= Rick Roberts (radio personality) =

American conservative talk radio host (born 1954)

Rick Roberts (born 1954) is an American conservative talk radio host who most recently hosted an afternoon show on WBAP (AM) in the Dallas/Fort Worth market. He was formerly on KOKC AM and later KTOK AM in Oklahoma City during morning drive, 5am to 8am.
He has a law degree.

==Early life and career==
Born in Oklahoma City, Roberts grew up there and in Texas. Initially an oil and gas lease attorney, Roberts hosted seminars for other attorneys, leading to his first talk radio job around 1992 at KYGO, then at KOA in Denver.

==Radio career==
From 1994 to 1995, Roberts was a host at KCMO in Kansas City, Missouri.

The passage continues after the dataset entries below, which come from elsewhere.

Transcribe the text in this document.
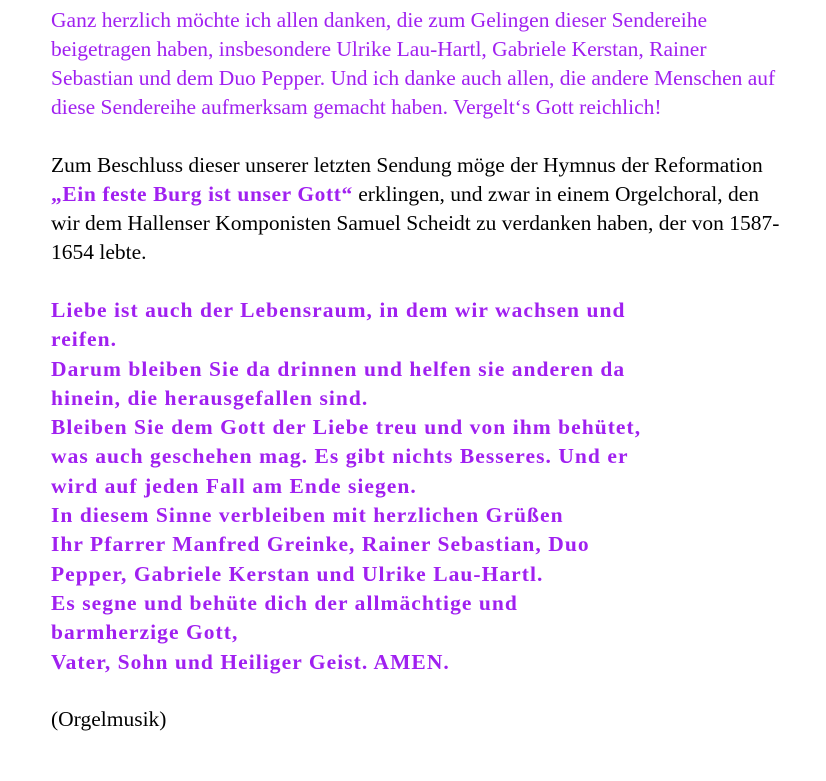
Ganz herzlich möchte ich allen danken, die zum Gelingen dieser Sendereihe beigetragen haben, insbesondere Ulrike Lau-Hartl, Gabriele Kerstan, Rainer Sebastian und dem Duo Pepper. Und ich danke auch allen, die andere Menschen auf diese Sendereihe aufmerksam gemacht haben. Vergelt‘s Gott reichlich!

Zum Beschluss dieser unserer letzten Sendung möge der Hymnus der Reformation „Ein feste Burg ist unser Gott“ erklingen, und zwar in einem Orgelchoral, den wir dem Hallenser Komponisten Samuel Scheidt zu verdanken haben, der von 1587-1654 lebte.

Liebe ist auch der Lebensraum, in dem wir wachsen und
reifen.
Darum bleiben Sie da drinnen und helfen sie anderen da
hinein, die herausgefallen sind.
Bleiben Sie dem Gott der Liebe treu und von ihm behütet,
was auch geschehen mag. Es gibt nichts Besseres. Und er
wird auf jeden Fall am Ende siegen.
In diesem Sinne verbleiben mit herzlichen Grüßen
Ihr Pfarrer Manfred Greinke, Rainer Sebastian, Duo
Pepper, Gabriele Kerstan und Ulrike Lau-Hartl.
Es segne und behüte dich der allmächtige und
barmherzige Gott,
Vater, Sohn und Heiliger Geist. AMEN.

(Orgelmusik)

From 1996 to 1997, Roberts hosted a talk show on KRLD in Dallas.

Roberts began the first of two stints in San Diego in 1997 on KOGO with a show dubbed the Court of Public Opinion. In 2000, Roberts joined rival KFMB, first as afternoon drive host. Roberts provided extensive analysis and coverage of the murder of Danielle van Dam in 2002, including "sharp questions about the activities of the slain girl's parents." (Ultimately, a neighbor was convicted of van Dam's murder.) In August 2002, after proceedings from a secret court hearing relating to the case were played on the Roberts show, an assistant producer for the show was removed from court proceedings.

Roberts moved to morning drive on KFMB in 2003, replacing Ted Leitner. In 2009, Roberts's KFMB show was among six local conservative talk radio shows in California measured by Arbitron to have a weekly audience of more than 100,000. In January 2011, Roberts returned to his former afternoon drive slot as KFMB debuted a new morning show. Roberts left KFMB in December 2011 after 11 years, with Roger Hedgecock replacing his show after moving from KOGO.

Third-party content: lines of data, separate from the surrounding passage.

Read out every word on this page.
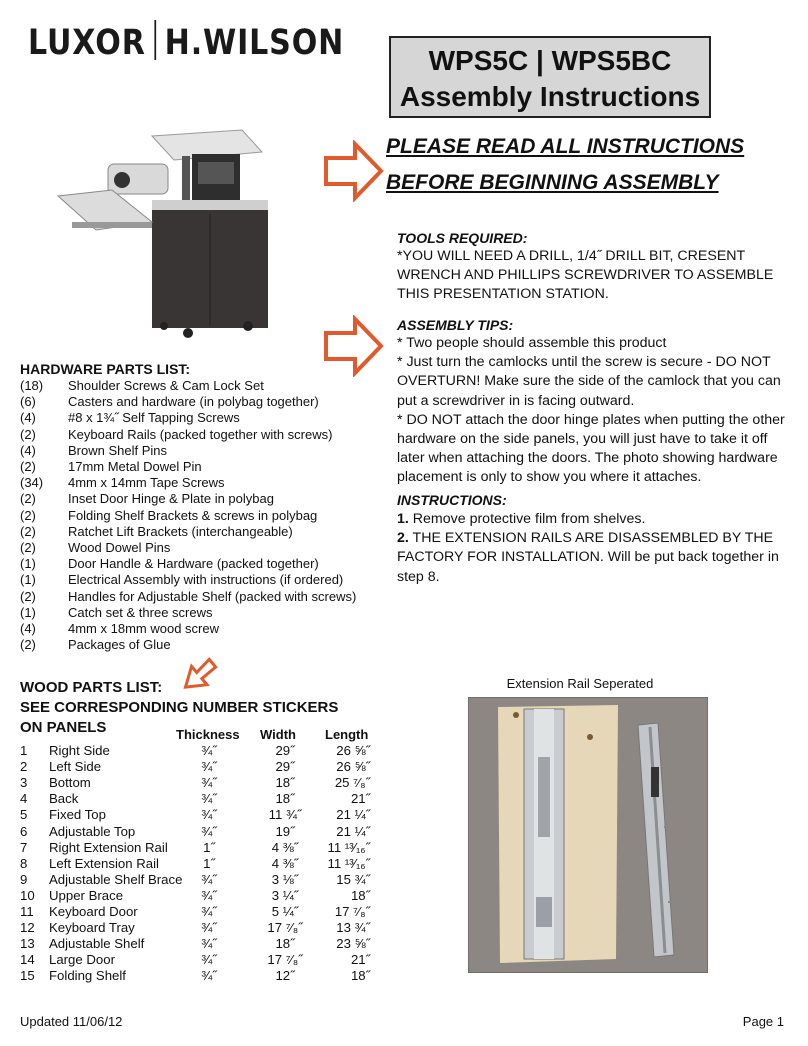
LUXOR H.WILSON	WPS5C | WPS5BC
Assembly Instructions
PLEASE READ ALL INSTRUCTIONS
BEFORE BEGINNING ASSEMBLY
TOOLS REQUIRED:
*YOU WILL NEED A DRILL, 1/4˝ DRILL BIT, CRESENT WRENCH AND PHILLIPS SCREWDRIVER TO ASSEMBLE THIS PRESENTATION STATION.
ASSEMBLY TIPS:
* Two people should assemble this product
* Just turn the camlocks until the screw is secure - DO NOT OVERTURN! Make sure the side of the camlock that you can put a screwdriver in is facing outward.
* DO NOT attach the door hinge plates when putting the other hardware on the side panels, you will just have to take it off later when attaching the doors. The photo showing hardware placement is only to show you where it attaches.
INSTRUCTIONS:
1. Remove protective film from shelves.
2. THE EXTENSION RAILS ARE DISASSEMBLED BY THE FACTORY FOR INSTALLATION. Will be put back together in step 8.
HARDWARE PARTS LIST:
(18) Shoulder Screws & Cam Lock Set
(6) Casters and hardware (in polybag together)
(4) #8 x 1¾˝ Self Tapping Screws
(2) Keyboard Rails (packed together with screws)
(4) Brown Shelf Pins
(2) 17mm Metal Dowel Pin
(34) 4mm x 14mm Tape Screws
(2) Inset Door Hinge & Plate in polybag
(2) Folding Shelf Brackets & screws in polybag
(2) Ratchet Lift Brackets (interchangeable)
(2) Wood Dowel Pins
(1) Door Handle & Hardware (packed together)
(1) Electrical Assembly with instructions (if ordered)
(2) Handles for Adjustable Shelf (packed with screws)
(1) Catch set & three screws
(4) 4mm x 18mm wood screw
(2) Packages of Glue
WOOD PARTS LIST:
SEE CORRESPONDING NUMBER STICKERS
ON PANELS	Thickness Width Length
1	Right Side	¾˝	29˝	26 ⅝˝
2	Left Side	¾˝	29˝	26 ⅝˝
3	Bottom	¾˝	18˝	25 ⁷⁄₈˝
4	Back	¾˝	18˝	21˝
5	Fixed Top	¾˝	11 ¾˝	21 ¼˝
6	Adjustable Top	¾˝	19˝	21 ¼˝
7	Right Extension Rail	1˝	4 ⅜˝	11 ¹³⁄₁₆˝
8	Left Extension Rail	1˝	4 ⅜˝	11 ¹³⁄₁₆˝
9	Adjustable Shelf Brace	¾˝	3 ⅛˝	15 ¾˝
10 Upper Brace	¾˝	3 ¼˝	18˝
11	Keyboard Door	¾˝	5 ¼˝	17 ⁷⁄₈˝
12 Keyboard Tray	¾˝	17 ⁷⁄₈˝	13 ¾˝
13 Adjustable Shelf	¾˝	18˝	23 ⅝˝
14 Large Door	¾˝	17 ⁷⁄₈˝	21˝
15 Folding Shelf	¾˝	12˝	18˝
Extension Rail Seperated
Updated 11/06/12	Page 1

After leaving KFMB, Roberts joined Talk Radio Network as co-anchor for its America's Radio News Network program. He later hosted talk shows on KKFT in Reno, Nevada and KTOK in Oklahoma City. In 2014, the Council on American-Islamic Relations highlighted comments Roberts made on his KKFT show calling on American Muslims and mosques to be placed on a "watch list."

In January 2016, Roberts returned to Dallas to host an afternoon show on WBAP.
Roberts departed WBAP on or about August 2, 2023. A job posting seeking talent for the time slot appeared on the company website.

Roberts has been a guest host on national shows including The Savage Nation and Red Eye Radio.

===Themes===

During his radio shows, he often makes a point to call out names of known sexual offenders living in the city from which he broadcast.

A monologue titled "I want my country back" has been a common theme throughout Roberts's radio career, described in 2016 by the Associated Press as "a 4½-minute rant that darts from fear of crime to outsourced jobs to political correctness."